ND’s Weather Modification aircraft project in South Korea is recognized

January 4, 2018 – The Korea Meteorological Administration (KMA) presented North Dakota Trade Office (NDTO) Manager of Business Development Jiwon Kim with an award in Seoul, South Korea last month for facilitating a contract between KMA and Fargo-based Weather Modification International (WMI).

Clouds weather

WMI recently completed the project for KMA, which included the installation, training and delivery of a state-of-the-art atmospheric research aircraft. The aircraft will go on to be used for numerous missions to include pollution monitoring, atmospheric aerosol studies and operational cloud seeding programs, as well as collecting data during the 2018 Winter Olympics in Pyeongchang, South Korea.

“This project was entirely turn-key to provide KMA with a fully customized King Air 350 aircraft along with the instrument integration and technical training to model weather patterns,” said Neil Brackin, President of Weather Modification International (WMI). “There is also the ability for additional instrumentation to be installed in the future and expanded capability under WMI’s unique Supplemental Type Certificate.”

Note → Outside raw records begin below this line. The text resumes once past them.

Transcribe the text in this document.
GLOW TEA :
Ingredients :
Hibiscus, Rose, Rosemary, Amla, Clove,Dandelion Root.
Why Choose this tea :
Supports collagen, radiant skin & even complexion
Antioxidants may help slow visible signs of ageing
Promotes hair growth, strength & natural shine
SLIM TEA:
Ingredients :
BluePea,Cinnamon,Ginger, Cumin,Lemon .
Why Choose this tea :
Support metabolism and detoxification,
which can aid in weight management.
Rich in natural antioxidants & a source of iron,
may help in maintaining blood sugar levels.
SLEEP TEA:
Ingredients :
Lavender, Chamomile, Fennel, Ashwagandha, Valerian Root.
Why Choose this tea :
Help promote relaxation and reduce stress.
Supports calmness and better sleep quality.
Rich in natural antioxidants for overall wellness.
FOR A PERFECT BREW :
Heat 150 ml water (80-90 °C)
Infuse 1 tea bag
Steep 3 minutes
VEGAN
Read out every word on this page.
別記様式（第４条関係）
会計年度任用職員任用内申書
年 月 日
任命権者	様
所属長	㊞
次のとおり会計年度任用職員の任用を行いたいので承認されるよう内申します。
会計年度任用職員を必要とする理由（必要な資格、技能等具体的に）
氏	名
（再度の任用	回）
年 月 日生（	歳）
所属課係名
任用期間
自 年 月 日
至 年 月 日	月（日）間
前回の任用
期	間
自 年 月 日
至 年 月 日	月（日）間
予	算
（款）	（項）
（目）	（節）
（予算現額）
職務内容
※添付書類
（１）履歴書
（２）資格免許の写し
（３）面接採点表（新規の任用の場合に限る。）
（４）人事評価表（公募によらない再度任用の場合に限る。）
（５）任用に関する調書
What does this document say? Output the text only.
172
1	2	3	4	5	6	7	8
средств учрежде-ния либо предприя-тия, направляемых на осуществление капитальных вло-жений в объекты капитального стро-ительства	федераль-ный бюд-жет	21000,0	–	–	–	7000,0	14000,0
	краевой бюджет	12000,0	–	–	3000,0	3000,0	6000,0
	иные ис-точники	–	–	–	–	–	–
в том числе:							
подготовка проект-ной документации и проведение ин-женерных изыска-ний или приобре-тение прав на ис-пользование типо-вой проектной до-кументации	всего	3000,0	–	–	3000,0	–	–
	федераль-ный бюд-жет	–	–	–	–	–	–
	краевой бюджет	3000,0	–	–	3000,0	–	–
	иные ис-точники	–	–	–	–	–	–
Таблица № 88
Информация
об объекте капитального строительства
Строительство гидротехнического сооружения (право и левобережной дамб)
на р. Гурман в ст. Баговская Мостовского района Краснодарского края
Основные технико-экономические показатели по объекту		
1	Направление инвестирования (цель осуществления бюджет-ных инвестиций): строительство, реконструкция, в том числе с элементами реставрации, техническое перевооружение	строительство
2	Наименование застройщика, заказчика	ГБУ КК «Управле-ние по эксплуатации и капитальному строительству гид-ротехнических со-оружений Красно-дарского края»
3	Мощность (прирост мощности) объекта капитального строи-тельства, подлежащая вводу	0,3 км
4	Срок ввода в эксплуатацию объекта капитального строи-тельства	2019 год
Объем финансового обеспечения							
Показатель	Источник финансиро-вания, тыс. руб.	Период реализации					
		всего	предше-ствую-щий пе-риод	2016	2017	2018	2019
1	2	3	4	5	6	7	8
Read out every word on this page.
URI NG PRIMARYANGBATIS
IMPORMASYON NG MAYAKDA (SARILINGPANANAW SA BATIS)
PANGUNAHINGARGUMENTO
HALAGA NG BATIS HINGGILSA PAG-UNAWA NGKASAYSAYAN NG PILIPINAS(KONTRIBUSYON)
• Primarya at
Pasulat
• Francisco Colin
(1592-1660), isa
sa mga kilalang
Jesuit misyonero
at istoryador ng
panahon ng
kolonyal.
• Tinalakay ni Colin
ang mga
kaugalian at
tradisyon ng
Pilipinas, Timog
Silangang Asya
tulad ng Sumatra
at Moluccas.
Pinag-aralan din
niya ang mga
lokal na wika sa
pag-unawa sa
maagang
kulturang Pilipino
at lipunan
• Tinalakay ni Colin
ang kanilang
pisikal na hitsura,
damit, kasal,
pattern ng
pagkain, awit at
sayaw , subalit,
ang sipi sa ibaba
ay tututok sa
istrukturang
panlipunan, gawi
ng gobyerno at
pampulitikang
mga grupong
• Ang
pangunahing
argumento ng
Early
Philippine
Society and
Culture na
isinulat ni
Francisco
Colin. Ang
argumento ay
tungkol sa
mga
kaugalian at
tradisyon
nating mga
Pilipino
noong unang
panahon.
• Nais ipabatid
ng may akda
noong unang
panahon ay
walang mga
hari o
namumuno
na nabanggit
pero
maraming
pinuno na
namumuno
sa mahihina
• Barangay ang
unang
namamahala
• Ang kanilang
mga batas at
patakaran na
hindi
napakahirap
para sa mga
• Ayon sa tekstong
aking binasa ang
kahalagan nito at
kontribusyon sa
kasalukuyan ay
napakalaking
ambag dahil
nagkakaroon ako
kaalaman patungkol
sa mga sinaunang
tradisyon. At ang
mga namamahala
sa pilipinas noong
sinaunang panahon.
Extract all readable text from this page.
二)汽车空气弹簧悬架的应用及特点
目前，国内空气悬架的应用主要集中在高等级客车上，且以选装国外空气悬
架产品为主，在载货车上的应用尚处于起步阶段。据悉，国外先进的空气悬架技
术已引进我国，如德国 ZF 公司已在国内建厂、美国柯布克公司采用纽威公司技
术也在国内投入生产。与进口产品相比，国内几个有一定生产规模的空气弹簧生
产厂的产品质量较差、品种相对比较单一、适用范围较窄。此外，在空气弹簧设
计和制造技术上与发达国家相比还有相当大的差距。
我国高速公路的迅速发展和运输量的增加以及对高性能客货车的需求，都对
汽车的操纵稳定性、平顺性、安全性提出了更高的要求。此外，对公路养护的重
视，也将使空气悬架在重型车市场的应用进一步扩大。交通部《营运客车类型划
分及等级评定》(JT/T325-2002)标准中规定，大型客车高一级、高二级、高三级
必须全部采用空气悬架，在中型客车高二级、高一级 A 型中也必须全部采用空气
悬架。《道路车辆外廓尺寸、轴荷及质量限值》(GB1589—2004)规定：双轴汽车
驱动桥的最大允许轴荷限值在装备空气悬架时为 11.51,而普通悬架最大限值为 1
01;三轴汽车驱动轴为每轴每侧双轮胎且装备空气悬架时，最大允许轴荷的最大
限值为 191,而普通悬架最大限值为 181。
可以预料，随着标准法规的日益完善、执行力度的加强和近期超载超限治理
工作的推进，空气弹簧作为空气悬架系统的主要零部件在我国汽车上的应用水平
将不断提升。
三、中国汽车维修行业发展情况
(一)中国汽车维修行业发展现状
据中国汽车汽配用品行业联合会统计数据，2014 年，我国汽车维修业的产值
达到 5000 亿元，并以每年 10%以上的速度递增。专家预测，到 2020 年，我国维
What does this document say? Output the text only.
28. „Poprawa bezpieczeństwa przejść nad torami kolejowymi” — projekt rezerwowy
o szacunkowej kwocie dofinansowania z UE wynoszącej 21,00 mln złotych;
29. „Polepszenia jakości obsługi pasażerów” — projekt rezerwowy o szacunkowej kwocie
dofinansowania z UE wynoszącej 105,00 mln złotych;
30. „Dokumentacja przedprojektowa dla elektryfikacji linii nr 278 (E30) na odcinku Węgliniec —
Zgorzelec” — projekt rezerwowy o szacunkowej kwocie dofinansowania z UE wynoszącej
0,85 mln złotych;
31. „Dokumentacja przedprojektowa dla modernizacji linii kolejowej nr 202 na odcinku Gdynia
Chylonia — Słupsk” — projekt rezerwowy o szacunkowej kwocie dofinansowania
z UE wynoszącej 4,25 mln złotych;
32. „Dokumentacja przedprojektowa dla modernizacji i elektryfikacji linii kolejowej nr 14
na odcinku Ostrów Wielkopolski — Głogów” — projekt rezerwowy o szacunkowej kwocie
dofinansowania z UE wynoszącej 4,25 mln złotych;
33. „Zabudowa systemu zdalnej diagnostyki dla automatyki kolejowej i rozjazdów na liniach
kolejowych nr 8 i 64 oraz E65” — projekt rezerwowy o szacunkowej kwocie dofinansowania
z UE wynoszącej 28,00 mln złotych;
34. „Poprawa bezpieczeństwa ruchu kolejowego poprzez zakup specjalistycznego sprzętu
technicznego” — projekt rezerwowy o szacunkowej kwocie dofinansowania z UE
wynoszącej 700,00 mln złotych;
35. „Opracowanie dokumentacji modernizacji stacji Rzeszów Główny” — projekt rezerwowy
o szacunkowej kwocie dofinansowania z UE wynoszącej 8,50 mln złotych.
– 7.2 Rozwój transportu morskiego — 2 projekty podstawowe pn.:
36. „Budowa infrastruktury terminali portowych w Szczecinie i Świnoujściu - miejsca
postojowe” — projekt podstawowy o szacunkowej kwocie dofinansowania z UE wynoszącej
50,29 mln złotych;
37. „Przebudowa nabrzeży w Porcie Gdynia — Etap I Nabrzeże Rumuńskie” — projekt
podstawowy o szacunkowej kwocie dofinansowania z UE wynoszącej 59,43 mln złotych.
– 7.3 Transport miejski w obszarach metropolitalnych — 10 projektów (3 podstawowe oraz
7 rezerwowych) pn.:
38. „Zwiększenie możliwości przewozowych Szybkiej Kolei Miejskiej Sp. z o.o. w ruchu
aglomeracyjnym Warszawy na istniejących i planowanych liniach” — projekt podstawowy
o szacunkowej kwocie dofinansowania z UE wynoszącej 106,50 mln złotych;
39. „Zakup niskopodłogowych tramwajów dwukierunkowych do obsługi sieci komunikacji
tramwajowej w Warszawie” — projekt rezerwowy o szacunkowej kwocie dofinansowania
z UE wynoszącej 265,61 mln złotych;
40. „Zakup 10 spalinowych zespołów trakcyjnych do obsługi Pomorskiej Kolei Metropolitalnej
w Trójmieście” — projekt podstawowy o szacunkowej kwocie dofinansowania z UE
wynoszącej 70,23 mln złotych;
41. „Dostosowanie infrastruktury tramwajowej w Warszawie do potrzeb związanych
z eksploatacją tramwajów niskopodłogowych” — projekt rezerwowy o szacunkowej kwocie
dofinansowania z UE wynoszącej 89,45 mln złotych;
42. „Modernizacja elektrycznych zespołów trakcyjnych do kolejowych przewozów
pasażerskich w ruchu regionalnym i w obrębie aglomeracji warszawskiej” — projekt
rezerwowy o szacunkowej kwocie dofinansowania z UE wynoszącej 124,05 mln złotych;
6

NDTO’s Kim was involved with WMI from the initial bidding and provided translation of meeting reports, minutes and technical documentation. Kim also performed simultaneous translation at meetings and conference calls regarding descriptions of the aircraft and equipment, aircraft modification, equipment installation and operation of each piece of weather equipment, while providing cultural interpretations throughout the process. In recognition of his introductions and facilitation of the successful contract, KMA awarded Kim with the KMA Administer Award for Service Excellence.

“This award means that not only did KMA appreciate WMI’s hard work to successfully complete the project, but also NDTO’s assistance until its completion,” said Mr. Kim. “It is a confirmation of NDTO’s purpose of establishment and goals.”
KMA’s atmospheric research project has been in the works since 2008. Now, nine years later and two years after WMI became involved, the aircraft is ready for flight with 25 pieces of weather observation equipment including dropsonde equipment (to observe weather after being discharged from the aircraft), radiation monitoring equipment, cloud particle and precipitation measuring instruments, a greenhouse gas analyzer, temperature measuring devices and a data collection system.

One of the twin turbo-prop aircraft’s first missions will be meteorological observation at the Pyeongchang Winter Olympics beginning on February 9. Temperature, humidity, pressure and wind by altitude will be measured and used for numerical modeling, with the results shared with researchers at the World Meteorological Organization.